All they have to do is predict that the hard question also has a 1% chance of occurring. Without the hard question, they might have gotten 1-2 questions wrong, maybe even 3. With the hard question, they now have a 50% chance of getting one more question wrong. Even with some bad luck, when they predict a 1% chance of an event occurring, it actually occurs 4% of the time. And doesn’t that still look pretty darn good?

Why this matters

First, it suggests to me that if the superforecasting system can be hacked in this way, then we’re back to square one. We are trusting an accuracy assessment of experts that is manipulable. It might be more difficult to manipulate than that of the pundits who never really forecast anything. But at least with the pundits, we know to be suspicious.

The superforecasters still have an aura of Truth about them. It can get to the point where if we find that our analysis disagrees with the superforecasters, we are inclined to doubt ourselves almost automatically, with a similar sort of fundamentalism that we might subscribe to the efficient market hypothesis.

The advantage we amateurs have is that we’re likely to pick questions with high uncertainty and high importance. Why would I bother looking around for questions I can easily guess the answer to, unless I was trying to impress other people with my clairvoyance?

I don’t think a good strategy is to accuse other people of using this strategy to artificially inflate their accuracy score. But it’s hard for me to imagine this isn’t already happening as the superforecasting meme spreads.

I’m not sure I have a well-drawn-out way to deal with this, but here are the sketches.

If someone posts a list of their predictions, you choose the ones from their list that you personally feel the most uncertain about. Make a public, dated statement that those are your uncertainties. When the questions are resolved, calibrate their accuracy based only on the questions that you had genuine uncertainty about.

A better way, of course, would be to submit that question to a formal forecasting tournament, and see whether the median prediction was closer to 1% or 99% (highly unlikely/likely), or closer to 50% (highly uncertain). But that’s not typically tractable.

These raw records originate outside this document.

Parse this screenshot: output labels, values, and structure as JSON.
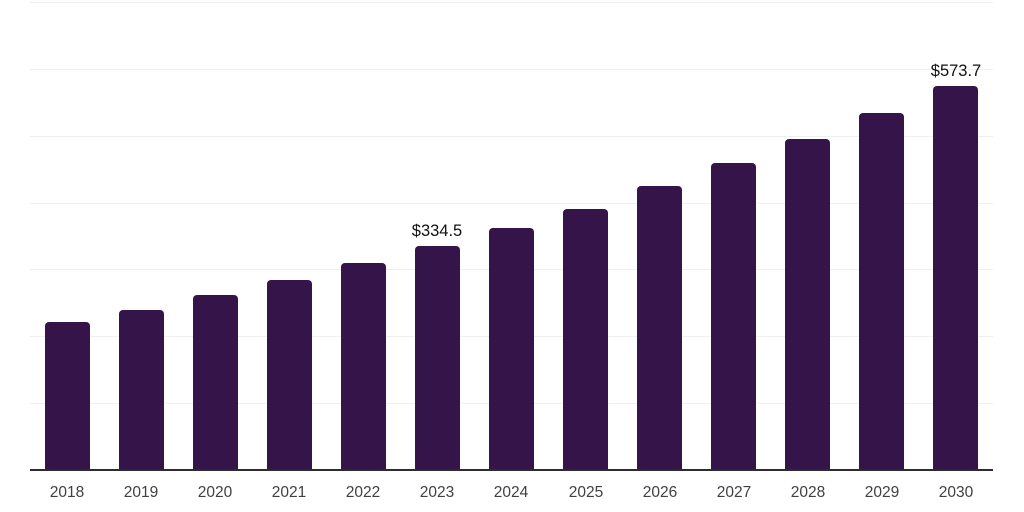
{
  "chart_data": {
    "type": "bar",
    "title": "",
    "xlabel": "",
    "ylabel": "",
    "categories": [
      "2018",
      "2019",
      "2020",
      "2021",
      "2022",
      "2023",
      "2024",
      "2025",
      "2026",
      "2027",
      "2028",
      "2029",
      "2030"
    ],
    "values": [
      221,
      240,
      262,
      284,
      309,
      334.5,
      362,
      391,
      425,
      459,
      495,
      534,
      573.7
    ],
    "data_labels": {
      "2023": "$334.5",
      "2030": "$573.7"
    },
    "currency_prefix": "$",
    "ylim": [
      0,
      700
    ],
    "gridline_step": 100,
    "grid": "horizontal-only",
    "legend": "none",
    "colors": {
      "bar": "#351449",
      "gridline": "#f0f0f0",
      "axis_line": "#2d2d2d",
      "tick_label": "#404040",
      "data_label": "#111111",
      "background": "#ffffff"
    }
  }
}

Betting is also an OK strategy, but the failure mode there is that if you can make up your own questions, then find an idiot to bet with, you can accomplish the same thing. It only really works if an outsider would respect both people involved. I do respect Warren Buffett’s bet with Protégé Partners LLC about the relative long-term performance of an index fund vs. a hedge fund, because it was high-profile, with not just financial but reputational stakes for both involved.

I do plan, personally, on being on watch against people putting on airs because of the sheer number of correct predictions they’ve made. Based on this, I’m downgrading my heuristic for interpreting superforecaster predictions to “soft evidence” unless I can see their models and evidence, or can find some other way to evaluate whether the overall system they’re participating is really being run with integrity.

In the end, it’s a choice between believing the reason and evidence you can personally evaluate, and accepting a consulting firm’s analysis because of what the CEO tells you about how they run the company. If you’re in a long-term relationship with the consultants, maybe you can get a sense of whether they’re steering you right over the long run. But when superforecasters predicted a 3% chance of 200,000 Coronavirus cases by mid-March, maybe it’s time to downgrade our confidence in superforecasters, rather than in ourselves.